We have specific examples from the study of people’s results. For example, a 66-year-old man’s hippocampal volume reduced to just the 17th percentile in his age range. After 10 months, he had increased to the 75th percentile.

A 69-year-old man had early Alzheimer’s and was going to have to close his business. One of his cognitive tests showed he had fallen to the 3rd percentile. After 22 months on MEND, he was in the 84th percentile and expanding his business.

A 49-year-old woman who spoke two languages had lost her abilities and showed signs of early Alzheimer’s. She also had increasing problems with finding words and recognizing faces. After several months on MEND, her reading and facial recall skills had improved and her foreign language skills returned. After nine months, she had no signs of any cognitive decline.

A woman in her 50s who couldn’t shop for groceries anymore and had trouble recognizing faces showed marked improvement that was kept for 3.5 years. At first she ranked on the 35th percent in cognitive skills, despite being an excellent student when she was younger. After being on the MEND protocol, she was in the 98th percentile in cognitive skills.

A 55-year-old woman had problems with recalling words, even though she was a professional writer and editor. She misplaced items and lost her train of thought while speaking. After four months on MEND, her word recall was back to normal and rarely lost her train of thought. Her doctor believed her cognition had returned to normal. For example, her composite memory improved from the 1st percentile to the 61st percentile.

A 74-year-old attorney had a five-year history of memory loss, difficult finding words, and Alzheimer’s that was unresponsive to other treatments. After six months on MEND, he showed marked improvement. He declined after going off MEND, but regained his improvement after restarting the treatment.

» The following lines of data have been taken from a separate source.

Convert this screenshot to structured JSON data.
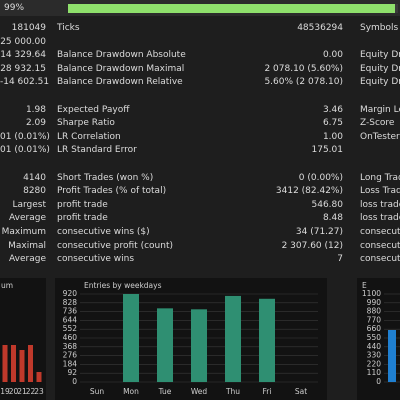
{
  "progress": {
    "value": 99,
    "label": "99%"
  },
  "rows": [
    [
      "181049",
      "Ticks",
      "48536294",
      "Symbols"
    ],
    [
      "25 000.00",
      null,
      null,
      null
    ],
    [
      "14 329.64",
      "Balance Drawdown Absolute",
      "0.00",
      "Equity Draw"
    ],
    [
      "28 932.15",
      "Balance Drawdown Maximal",
      "2 078.10 (5.60%)",
      "Equity Draw"
    ],
    [
      "-14 602.51",
      "Balance Drawdown Relative",
      "5.60% (2 078.10)",
      "Equity Draw"
    ],
    null,
    [
      "1.98",
      "Expected Payoff",
      "3.46",
      "Margin Lev"
    ],
    [
      "2.09",
      "Sharpe Ratio",
      "6.75",
      "Z-Score"
    ],
    [
      "01 (0.01%)",
      "LR Correlation",
      "1.00",
      "OnTester re"
    ],
    [
      "01 (0.01%)",
      "LR Standard Error",
      "175.01",
      null
    ],
    null,
    [
      "4140",
      "Short Trades (won %)",
      "0 (0.00%)",
      "Long Trade"
    ],
    [
      "8280",
      "Profit Trades (% of total)",
      "3412 (82.42%)",
      "Loss Trade"
    ],
    [
      "Largest",
      "profit trade",
      "546.80",
      "loss trade"
    ],
    [
      "Average",
      "profit trade",
      "8.48",
      "loss trade"
    ],
    [
      "Maximum",
      "consecutive wins ($)",
      "34 (71.27)",
      "consecutive"
    ],
    [
      "Maximal",
      "consecutive profit (count)",
      "2 307.60 (12)",
      "consecutive"
    ],
    [
      "Average",
      "consecutive wins",
      "7",
      "consecutive"
    ]
  ],
  "hours_chart": {
    "title": "um",
    "categories": [
      "19",
      "20",
      "21",
      "22",
      "23"
    ],
    "values": [
      37,
      37,
      32,
      37,
      10
    ],
    "color": "#c0392b"
  },
  "weekday_chart": {
    "title": "Entries by weekdays",
    "categories": [
      "Sun",
      "Mon",
      "Tue",
      "Wed",
      "Thu",
      "Fri",
      "Sat"
    ],
    "values": [
      0,
      920,
      770,
      760,
      900,
      870,
      0
    ],
    "color": "#2f8f72",
    "ylim": [
      0,
      920
    ],
    "yticks": [
      0,
      92,
      184,
      276,
      368,
      460,
      552,
      644,
      736,
      828,
      920
    ]
  },
  "month_chart": {
    "title": "E",
    "categories": [
      null
    ],
    "values": [
      650
    ],
    "color": "#1f7fd0",
    "ylim": [
      0,
      1100
    ],
    "yticks": [
      0,
      110,
      220,
      330,
      440,
      550,
      660,
      770,
      880,
      990,
      1100
    ]
  }
}
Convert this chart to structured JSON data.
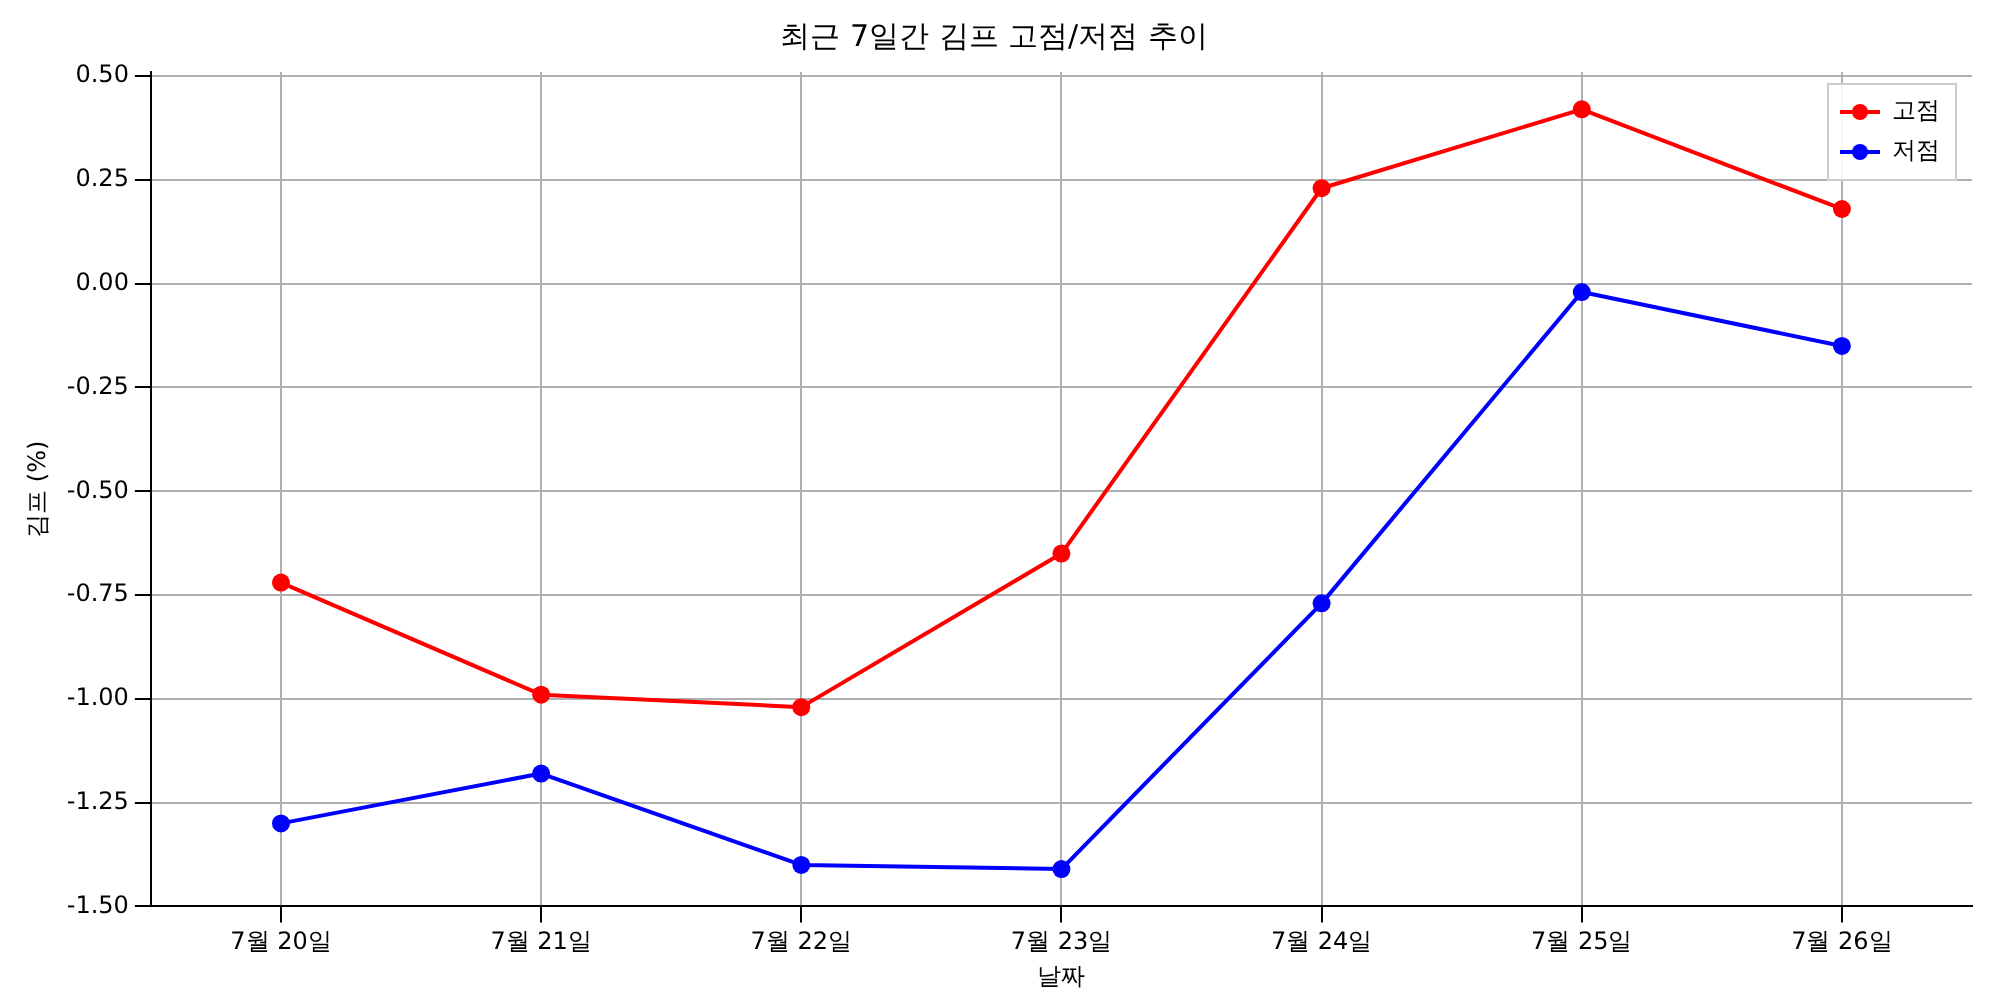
{
  "chart_data": {
    "type": "line",
    "title": "최근 7일간 김프 고점/저점 추이",
    "xlabel": "날짜",
    "ylabel": "김프 (%)",
    "categories": [
      "7월 20일",
      "7월 21일",
      "7월 22일",
      "7월 23일",
      "7월 24일",
      "7월 25일",
      "7월 26일"
    ],
    "series": [
      {
        "name": "고점",
        "color": "#ff0000",
        "values": [
          -0.72,
          -0.99,
          -1.02,
          -0.65,
          0.23,
          0.42,
          0.18
        ]
      },
      {
        "name": "저점",
        "color": "#0000ff",
        "values": [
          -1.3,
          -1.18,
          -1.4,
          -1.41,
          -0.77,
          -0.02,
          -0.15
        ]
      }
    ],
    "ylim": [
      -1.5,
      0.51
    ],
    "yticks": [
      {
        "value": -1.5,
        "label": "-1.50"
      },
      {
        "value": -1.25,
        "label": "-1.25"
      },
      {
        "value": -1,
        "label": "-1.00"
      },
      {
        "value": -0.75,
        "label": "-0.75"
      },
      {
        "value": -0.5,
        "label": "-0.50"
      },
      {
        "value": -0.25,
        "label": "-0.25"
      },
      {
        "value": 0,
        "label": "0.00"
      },
      {
        "value": 0.25,
        "label": "0.25"
      },
      {
        "value": 0.5,
        "label": "0.50"
      }
    ],
    "grid": true,
    "legend": "top right",
    "marker": "circle",
    "line_style": "solid"
  }
}
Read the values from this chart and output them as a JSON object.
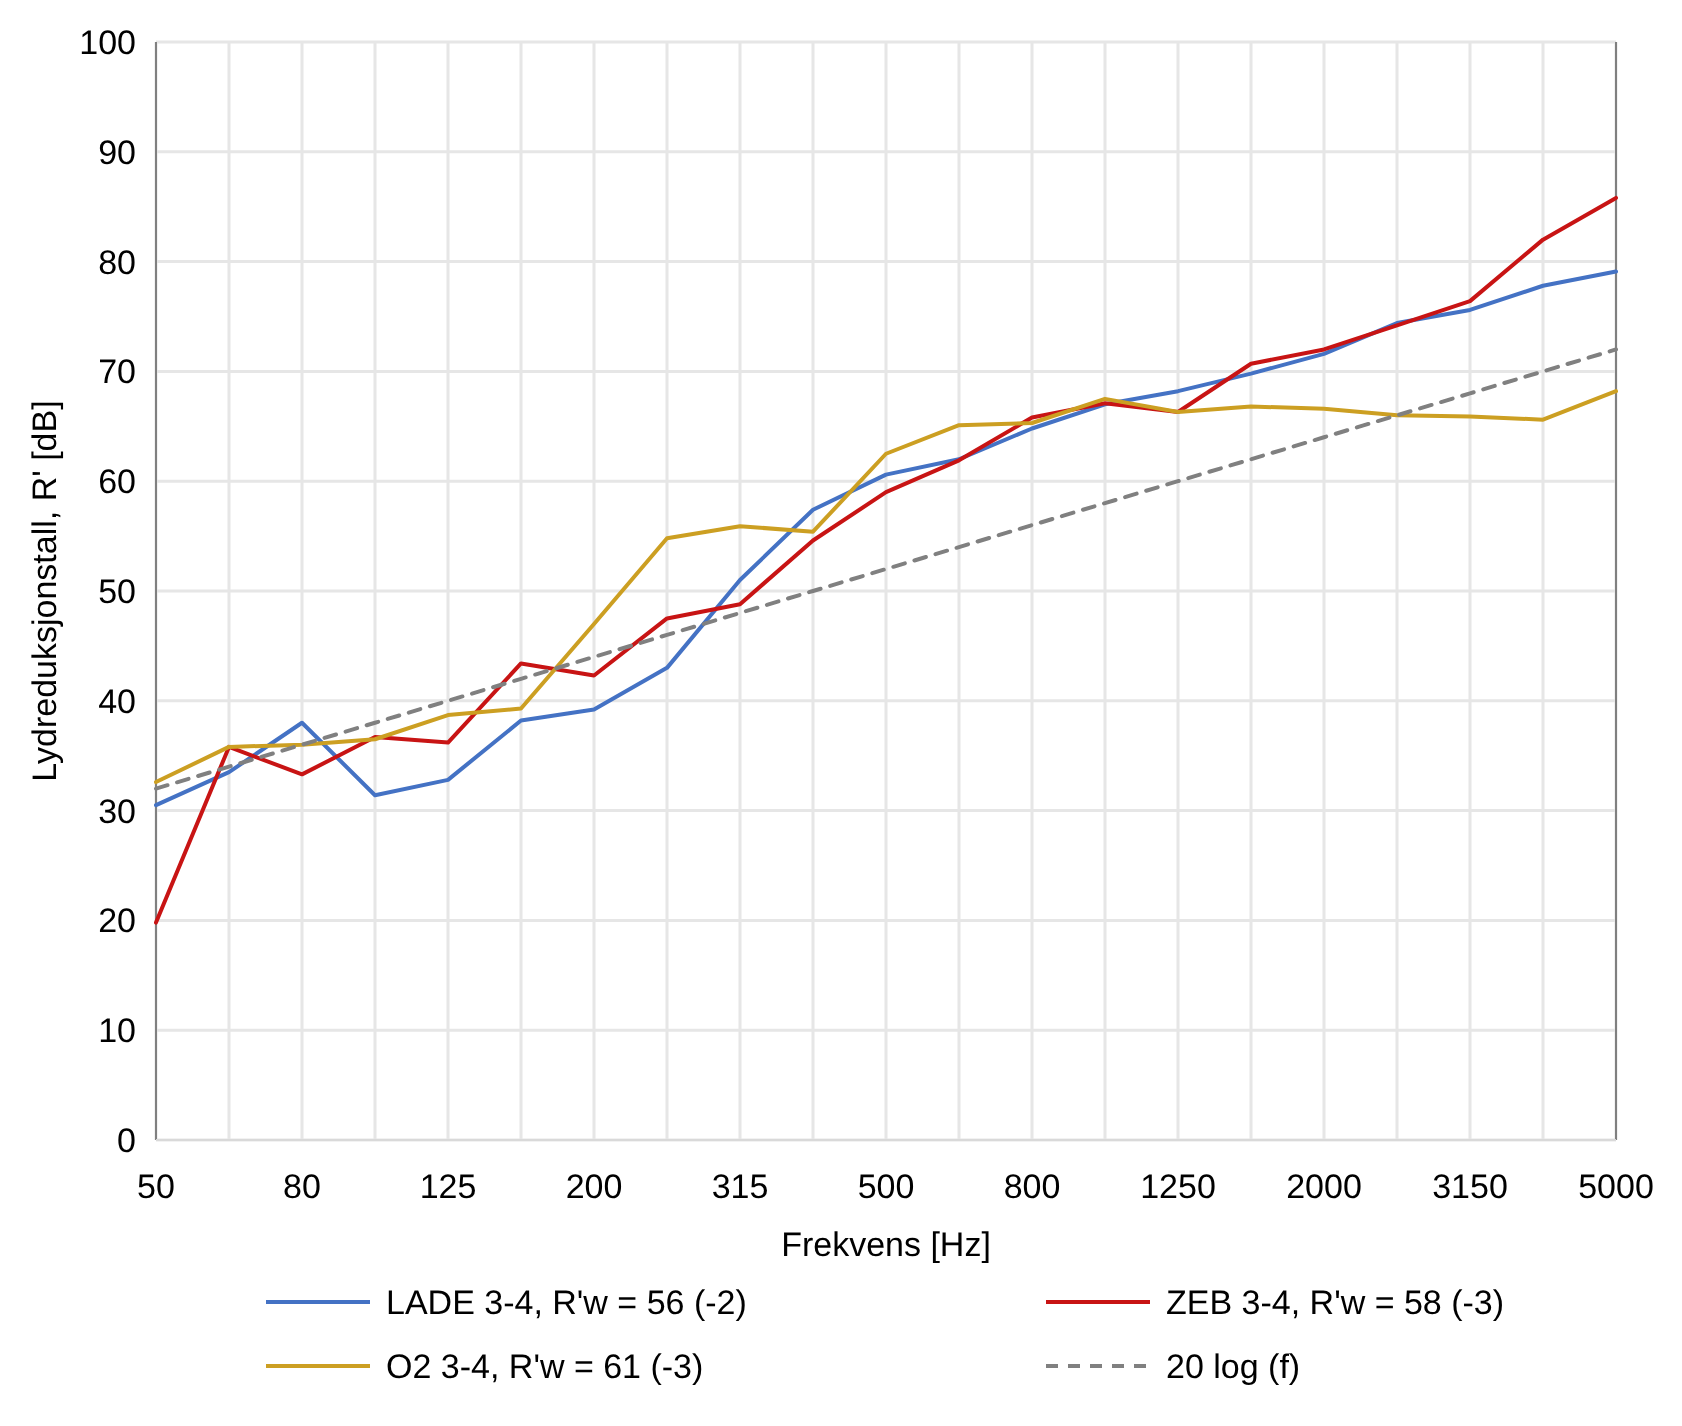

A 57-year-old man lost his job as a programmer due to memory problems. He lost his ability to play the guitar, became quieter, and had other severe memory problems and scans that indicated Alzheimer’s. After going on MEND, his memory improved, along with his guitar playing. He’s not completely back to normal, but markedly improved after seven years of cognitive decline.

A 68-year-old executive with five years of cognitive decline and many Alzheimer’s symptoms, showed marked improvement after six months on MEND.

A 50-year-old woman became severely depressed after a hysterectomy and showed brain abnormalities typical for Alzheimer’s. She declined despite medication. At 57, she was put on MEND. After three months she could babysit, follow written and verbal instructions that she was incapable of doing before, remember what she read, and remember events from the previous day — something she hadn’t been able to do for several years.

The tenth patient was a 54-year-old woman suffering two years of memory loss. Her vocabulary had decreased, she couldn’t retain new information well, had new grammar issues, and trouble remembering names. She also had trouble driving, organizing, and was not motivated. After four months on MEND, she showed modest improvements in visual and verbal memory.